Şiir farklı yorumlara, farklı algılama biçimlerine açık bir sanattır. Aynı şiir farklı kişilerde farklı duyarlılıklar yaratabilir. Hatta iyi şiir bunu başarabildiği ölçüde iyidir. Bu, şiirin çoklu anlam katmanlarına sahip olduğunu gösterir. Birkaç Porsiyon Hayat yemekler ve sosyal yaşam gibi birbiriyle uzak gözüken iki alanı kaynaştırırken aradaki bu mesafenin genişliği, yorumsal zenginliklere de olanak tanıyor. Böylelikle yazarken çok zor olan bir biçem, okunurken üretken bir forma kavuşabiliyor.

-Şiirimizde, yeme içme kültüründen beslenen örnekler var elbette. Hatta Gültekin Emre’nin hazırladığı, bu içerikteki şiirlerin bir araya getirildiği, "Yiyin Efendiler Yiyin/ Şiirli Sofralar Antolojisi" (Oğlak Yayınları, 2016) başlıklı bir kitap da yayımlanmıştı; ancak "Birkaç Porsiyon Hayat" dışında, "kitap oylumunda", konuyu anlamca bir ana yönelim olarak bütününde barındıran başka bir örnek yok. Geçmişteki birbirinden bağımsız örnekler ne ölçüde esinledi seni?

Bu soru çok sık soruluyor bana. Her şey şiirin konusu olabilir, önemli olan ele aldığınız konunun şiir estetiği içerisinde özgün bir biçemle işlenmesi.  Bu bakımdan şu veya bu şiirde bir yemek imgesine ya da şu veya bu kitapta bir yemek şiirine rastlayabilirsiniz. Ancak Birkaç Porsiyon Hayat sadece yemekleri konu almıyor, yemek tarifleri ve isimleri biçemsel bir yapı kitapta. Kitabın ayırt edici tarafı, yemeklerin dünyasından toplumsal yaşama, toplumsal yaşamdan da yemeklerin dünyasına geçiş yapması, bu iki dünyayı sentezlemesidir.  Doğrusunu istersen bahsettiğin kitabı okumadım. On iki yıl önce başladığım bu şiirler yazılı bir metne referans olan şiirler değildir.
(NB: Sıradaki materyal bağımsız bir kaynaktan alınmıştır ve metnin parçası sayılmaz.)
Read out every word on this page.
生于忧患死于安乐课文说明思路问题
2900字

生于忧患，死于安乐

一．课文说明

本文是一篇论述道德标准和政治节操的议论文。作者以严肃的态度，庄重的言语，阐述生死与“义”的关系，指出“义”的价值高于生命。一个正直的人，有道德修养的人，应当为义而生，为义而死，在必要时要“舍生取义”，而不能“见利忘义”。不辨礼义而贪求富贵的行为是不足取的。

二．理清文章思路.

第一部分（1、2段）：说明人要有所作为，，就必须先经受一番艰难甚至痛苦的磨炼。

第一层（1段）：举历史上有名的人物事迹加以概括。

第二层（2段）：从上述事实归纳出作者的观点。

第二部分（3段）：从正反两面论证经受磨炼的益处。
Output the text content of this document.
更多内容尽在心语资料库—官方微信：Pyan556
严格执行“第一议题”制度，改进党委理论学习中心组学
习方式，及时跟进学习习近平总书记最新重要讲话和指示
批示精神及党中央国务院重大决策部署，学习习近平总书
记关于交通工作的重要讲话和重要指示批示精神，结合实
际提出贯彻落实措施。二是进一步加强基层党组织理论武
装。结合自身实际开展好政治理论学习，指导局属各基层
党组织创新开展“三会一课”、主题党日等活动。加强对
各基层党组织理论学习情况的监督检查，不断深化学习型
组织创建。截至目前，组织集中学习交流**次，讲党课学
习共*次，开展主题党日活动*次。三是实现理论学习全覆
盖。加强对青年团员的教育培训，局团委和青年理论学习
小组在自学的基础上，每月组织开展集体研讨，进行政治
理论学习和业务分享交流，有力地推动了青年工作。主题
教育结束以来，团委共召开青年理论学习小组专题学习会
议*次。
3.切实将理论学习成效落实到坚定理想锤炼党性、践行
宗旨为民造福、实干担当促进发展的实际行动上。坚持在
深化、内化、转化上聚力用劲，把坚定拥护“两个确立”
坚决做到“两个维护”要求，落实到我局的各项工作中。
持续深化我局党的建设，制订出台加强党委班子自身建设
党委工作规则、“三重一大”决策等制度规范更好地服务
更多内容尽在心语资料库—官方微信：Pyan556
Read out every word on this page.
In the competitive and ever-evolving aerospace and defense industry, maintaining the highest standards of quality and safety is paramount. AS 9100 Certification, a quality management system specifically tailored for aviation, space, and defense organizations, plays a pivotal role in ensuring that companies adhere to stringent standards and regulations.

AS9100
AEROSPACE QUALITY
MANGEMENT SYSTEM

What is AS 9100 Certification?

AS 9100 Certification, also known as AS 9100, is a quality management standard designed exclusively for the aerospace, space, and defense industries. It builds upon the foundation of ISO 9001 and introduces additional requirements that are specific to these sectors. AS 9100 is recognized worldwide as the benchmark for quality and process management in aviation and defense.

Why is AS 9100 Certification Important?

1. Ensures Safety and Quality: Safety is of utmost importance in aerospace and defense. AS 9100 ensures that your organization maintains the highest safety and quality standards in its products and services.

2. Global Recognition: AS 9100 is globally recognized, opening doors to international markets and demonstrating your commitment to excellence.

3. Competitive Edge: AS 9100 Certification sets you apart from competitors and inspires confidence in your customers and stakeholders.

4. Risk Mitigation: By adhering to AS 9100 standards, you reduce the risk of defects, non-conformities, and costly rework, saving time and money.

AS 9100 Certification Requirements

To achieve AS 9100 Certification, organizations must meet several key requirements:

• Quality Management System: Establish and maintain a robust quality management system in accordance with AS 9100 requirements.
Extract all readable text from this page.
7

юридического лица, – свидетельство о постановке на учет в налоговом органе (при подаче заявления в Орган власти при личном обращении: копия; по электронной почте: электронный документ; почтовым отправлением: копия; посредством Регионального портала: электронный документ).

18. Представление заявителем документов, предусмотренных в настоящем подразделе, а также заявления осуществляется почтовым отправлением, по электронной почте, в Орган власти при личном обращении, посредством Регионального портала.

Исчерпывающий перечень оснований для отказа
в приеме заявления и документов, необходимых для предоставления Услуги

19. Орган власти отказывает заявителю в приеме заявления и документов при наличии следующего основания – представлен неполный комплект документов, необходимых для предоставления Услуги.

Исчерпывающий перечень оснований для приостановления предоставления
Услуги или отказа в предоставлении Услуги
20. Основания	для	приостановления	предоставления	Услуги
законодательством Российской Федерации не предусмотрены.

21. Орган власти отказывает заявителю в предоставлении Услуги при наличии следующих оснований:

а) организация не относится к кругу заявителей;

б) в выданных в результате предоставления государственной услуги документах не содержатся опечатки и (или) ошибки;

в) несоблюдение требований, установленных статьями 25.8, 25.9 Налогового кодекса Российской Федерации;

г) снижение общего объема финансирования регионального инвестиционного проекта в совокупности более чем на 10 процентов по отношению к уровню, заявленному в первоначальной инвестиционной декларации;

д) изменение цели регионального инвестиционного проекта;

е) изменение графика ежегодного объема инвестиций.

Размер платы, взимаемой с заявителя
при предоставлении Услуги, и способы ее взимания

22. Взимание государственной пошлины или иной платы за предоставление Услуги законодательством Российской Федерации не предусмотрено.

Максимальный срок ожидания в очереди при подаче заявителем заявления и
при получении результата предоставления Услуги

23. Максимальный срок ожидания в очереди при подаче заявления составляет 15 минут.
Bahsettiğin kitabın yayın tarihinin 2016 olduğunu söylüyorsun oysa bu kitapta yer alan şiirlerden "Şişperek" şiiri on iki yıl önce Alaz dergisinde yayımlandı. Bunu takip eden dönemde Kurşun Kalem dergisinde "Negerek Böreği" şiirim yayımlandı. Deliler Teknesi dergisinde ise "Borani" şiirim yayımlandı. Şunu belirtmek isterim ki, bu kitabı yazarken hiçbir kitaptan ya da şiirden etkilenmem söz konusu olmadı. Bu durum kitabın özgünlüğünü de beraberinde getirdi. 

-Okuru bu söyleşi aracılığıyla kitabın konusunda biraz olsun aydınlattığımızı düşünüyorum; teşekkür ederim.

Rica ederim, ben teşekkür ederim.

*Dilek Özkan, "Birkaç Porsiyon Hayat", Kaos Çocuk Parkı Yayınları, Dip Serisi/ 7, 1. Baskı: Ankara, Aralık 2018, şiir.